1). The government – being a monopoly buyer – squeezes margins, and
2). Universal coverage expands usage.
It is entirely possible that something will be a big winner or loser – but the savings as a percent of GDP means that the losers will be significantly more prevalent. As a rule this is atrocious for investment in medical related businesses. The Bronte Capital blog was founded as an investment blog. So I should state that negative up front. However this saving – and it is a huge saving – is transferred in part to other businesses – and hence is not bad for investments in most the rest of the US economy. If you are a manufacturer with huge health costs in America this would be a great boon.
By contrast if you are part of the medico and medico-legal establishment then any decent semi-socialised medical system is long term poison for you. It has proven to be long term poison for doctors’ incomes in Australia. Dentists – where socialisation has not taken root – earn considerably more than doctors these days.

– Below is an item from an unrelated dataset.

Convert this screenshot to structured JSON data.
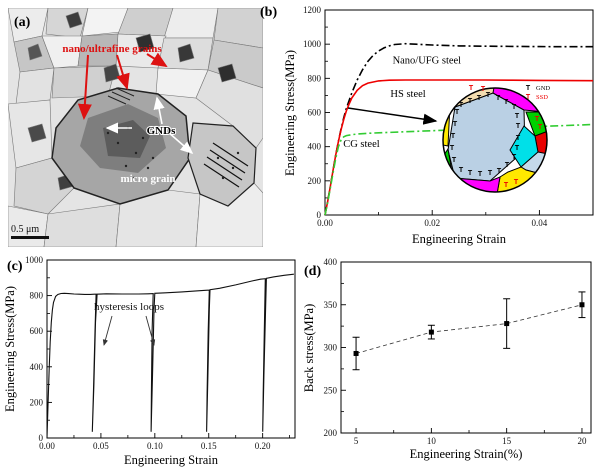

PS. The first comment on this post nailed one other major difference between Australia and the United States. Australia has a much less expensive tort regime. Insurance premiums are MUCH cheaper for Australian doctors and that benefit is passed on to patients.
PPS. I would like to thank Yves Smith of Naked Capitalism for the link and comments. Yves has lived in both NYC and Sydney and concurs with my article. However Yves experience of the Australian system would have been biased (upwards) in the same matter as mine as she too lived in a place which was attractive to live and she too would have had the income to queue jump had something required hospital treatment. John Barrdear’s comments are also accurate.